Cracraft has pulled together an immense amount of scholarship, much
of it in art history, and primary source material to support his
argument that Peter was the necessary agent of change in late
seventeenth- and early eighteenth-century Russia. The book is
wonderfully illustrated with 130 plates (thirty five of them in
color). Almost forty pages of notes document the work, and another
eleven pages are devoted to a comprehensive bibliography of relevant
scholarly works in Russian and English (along with a few German and
French works). Cracraft's work took him to all the major Russian
libraries, archives, and art museums (including the Russian Museum
and the Hermitage in St. Petersburg and the Tret'iakov Gallery in
Moscow), as well as some notable U.S. collections.
Much of Cracraft's contribution can be seen in his analysis of works
of art history to answer questions of interest to social and
political historians. He is often successful in making this leap,
but sometimes his sentences seem to be built almost entirely from
translated quotations from Russian studies (examples are too
numerous to note). He states that he is not concerned with issues
of the quality of artworks, but he does judge the quality of Russian
work in comparison with contemporary European work, as his subjects
and sources would have done (p. 189, for example).
The book provides a comprehensive social history of art in the late
seventeenth and early eighteenth centuries. Cracraft has constructed
biographies of artists from scarce archival evidence. He assesses
the relative importance of various art forms by the salaries
practitioners received for their work in official workshops. In
particular, he notes the decline of icon painting and its
replacement with graphic art as the preferred recipient of imperial
funding.
At its heart this is not simply a study of visual imagery.

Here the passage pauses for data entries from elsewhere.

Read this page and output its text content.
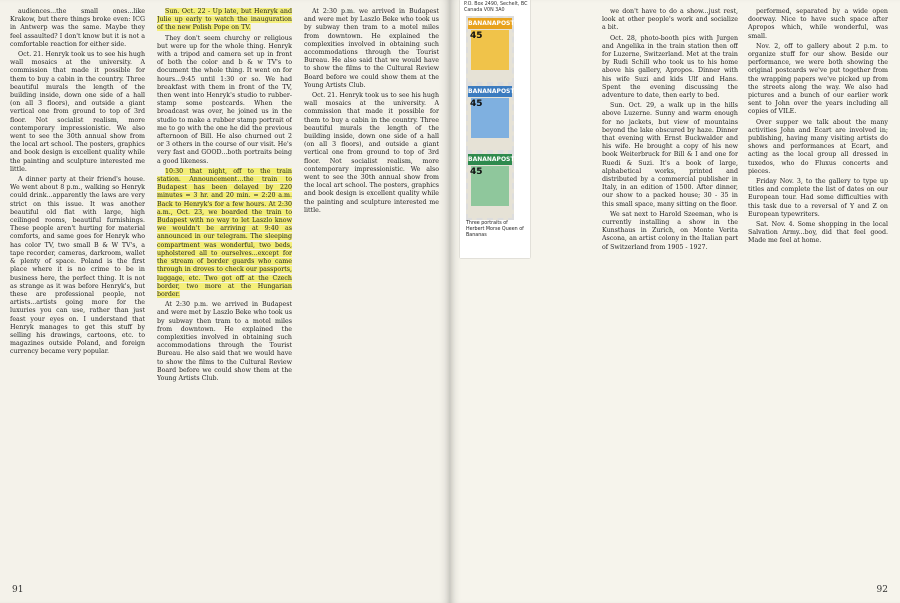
audiences...the small ones...like Krakow, but there things broke even: ICG in Antwerp was the same. Maybe they feel assaulted? I don't know but it is not a comfortable reaction for either side.

Oct. 21. Henryk took us to see his hugh wall mosaics at the university. A commission that made it possible for them to buy a cabin in the country. Three beautiful murals the length of the building inside, down one side of a hall (on all 3 floors), and outside a giant vertical one from ground to top of 3rd floor. Not socialist realism, more contemporary impressionistic. We also went to see the 30th annual show from the local art school. The posters, graphics and book design is excellent quality while the painting and sculpture interested me little.

A dinner party at their friend's house. We went about 8 p.m., walking so Henryk could drink...apparently the laws are very strict on this issue. It was another beautiful old flat with large, high ceilinged rooms, beautiful furnishings. These people aren't hurting for material comforts, and same goes for Henryk who has color TV, two small B & W TV's, a tape recorder, cameras, darkroom, wallet & plenty of space. Poland is the first place where it is no crime to be in business here, the perfect thing. It is not as strange as it was before Henryk's, but these are professional people, not artists...artists going more for the luxuries you can use, rather than just feast your eyes on. I understand that Henryk manages to get this stuff by selling his drawings, cartoons, etc. to magazines outside Poland, and foreign currency became very popular.

Sun. Oct. 22 - Up late, but Henryk and Julie up early to watch the inauguration of the new Polish Pope on TV.

They don't seem churchy or religious but were up for the whole thing. Henryk with a tripod and camera set up in front of both the color and b & w TV's to document the whole thing. It went on for hours...9:45 until 1:30 or so. We had breakfast with them in front of the TV, then went into Henryk's studio to rubber-stamp some postcards. When the broadcast was over, he joined us in the studio to make a rubber stamp portrait of me to go with the one he did the previous afternoon of Bill. He also churned out 2 or 3 others in the course of our visit. He's very fast and GOOD...both portraits being a good likeness.

10:30 that night, off to the train station. Announcement...the train to Budapest has been delayed by 220 minutes = 3 hr. and 20 min. = 2:20 a.m. Back to Henryk's for a few hours. At 2:30 a.m., Oct. 23, we boarded the train to Budapest with no way to let Laszlo know we wouldn't be arriving at 9:40 as announced in our telegram. The sleeping compartment was wonderful, two beds, upholstered all to ourselves...except for the stream of border guards who came through in droves to check our passports, luggage, etc. Two got off at the Czech border, two more at the Hungarian border.

At 2:30 p.m. we arrived in Budapest and were met by Laszlo Beke who took us by subway then tram to a motel miles from downtown. He explained the complexities involved in obtaining such accommodations through the Tourist Bureau. He also said that we would have to show the films to the Cultural Review Board before we could show them at the Young Artists Club.

At 2:30 p.m. we arrived in Budapest and were met by Laszlo Beke who took us by subway then tram to a motel miles from downtown. He explained the complexities involved in obtaining such accommodations through the Tourist Bureau. He also said that we would have to show the films to the Cultural Review Board before we could show them at the Young Artists Club.

Oct. 21. Henryk took us to see his hugh wall mosaics at the university. A commission that made it possible for them to buy a cabin in the country. Three beautiful murals the length of the building inside, down one side of a hall (on all 3 floors), and outside a giant vertical one from ground to top of 3rd floor. Not socialist realism, more contemporary impressionistic. We also went to see the 30th annual show from the local art school. The posters, graphics and book design is excellent quality while the painting and sculpture interested me little.

91
P.O. Box 2490, Sechelt, BC
Canada V0N 3A0
BANANAPOST
45
BANANAPOST
45
BANANAPOST
45
Three portraits of Herbert Morse Queen of Bananas

we don't have to do a show...just rest, look at other people's work and socialize a bit.

Oct. 28, photo-booth pics with Jurgen and Angelika in the train station then off for Luzerne, Switzerland. Met at the train by Rudi Schill who took us to his home above his gallery, Apropos. Dinner with his wife Suzi and kids Ulf and Hans. Spent the evening discussing the adventure to date, then early to bed.

Sun. Oct. 29, a walk up in the hills above Luzerne. Sunny and warm enough for no jackets, but view of mountains beyond the lake obscured by haze. Dinner that evening with Ernst Buckwalder and his wife. He brought a copy of his new book Weiterbruck for Bill & I and one for Ruedi & Suzi. It's a book of large, alphabetical works, printed and distributed by a commercial publisher in Italy, in an edition of 1500. After dinner, our show to a packed house; 30 - 35 in this small space, many sitting on the floor.

We sat next to Harold Szeeman, who is currently installing a show in the Kunsthaus in Zurich, on Monte Verita Ascona, an artist colony in the Italian part of Switzerland from 1905 - 1927.

performed, separated by a wide open doorway. Nice to have such space after Apropos which, while wonderful, was small.

Nov. 2, off to gallery about 2 p.m. to organize stuff for our show. Beside our performance, we were both showing the original postcards we've put together from the wrapping papers we've picked up from the streets along the way. We also had pictures and a bunch of our earlier work sent to John over the years including all copies of VILE.

Over supper we talk about the many activities John and Ecart are involved in; publishing, having many visiting artists do shows and performances at Ecart, and acting as the local group all dressed in tuxedos, who do Fluxus concerts and pieces.

Friday Nov. 3, to the gallery to type up titles and complete the list of dates on our European tour. Had some difficulties with this task due to a reversal of Y and Z on European typewriters.

Sat. Nov. 4. Some shopping in the local Salvation Army...boy, did that feel good. Made me feel at home.

92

Cracraft's overarching project is documentation of Russia's cultural
Europeanization as a result of the policies of Peter the Great. As
such, this is a study of the diffusion of innovations. In his
concluding remarks Cracraft suggests that his point has been argued
rather than fully demonstrated (p. 311). In spite of the impressive
documentation and dense narrative, this does sometimes seem to be
the case. Cracraft's assertions could perhaps be supported by
reference to the scholarly literature on the theory of diffusion of
innovations. Through references to this literature, Cracraft could
support some of his assumptions with theory.[2]
Certainly there are many points with which one may take issue with a
work which examines questions of such grand scope. I would like to
raise just one. Throughout this work, Cracraft argues against
Marxist and, according to his view, excessively nationalist scholars
of the Soviet period who consistently overestimated the quality and
creativity of native Russian art in the late seventeenth century.
In creating this straw man, Cracraft appears to be relying primarily
on the interpretive framework that my professors in graduate school
trained us, basically, to ignore.
While the Soviet regime was in power, we tried to find the scholar's
contribution in the body of a work, or sometimes the body of a
paragraph, where it was assumed the scholar had made the final
interpretive decisions. We assumed that the broader interpretations
were imposed on most works to make sure they reflected the current
Party line. In the post-Soviet era are we now to hold scholars
responsible for such views?
Notes
[1]. Lindsey Hughes. _Russia in the Age of Peter the Great_. New
Haven: Yale University Press, 1998. See my review in _Russian
Review_ (1999).
[2]. Perhaps the best place to start in reviewing this literature is
Everett M. Rogers, _Diffusion of Innovations_, third edition (New
York and London: The Free Press, 1983).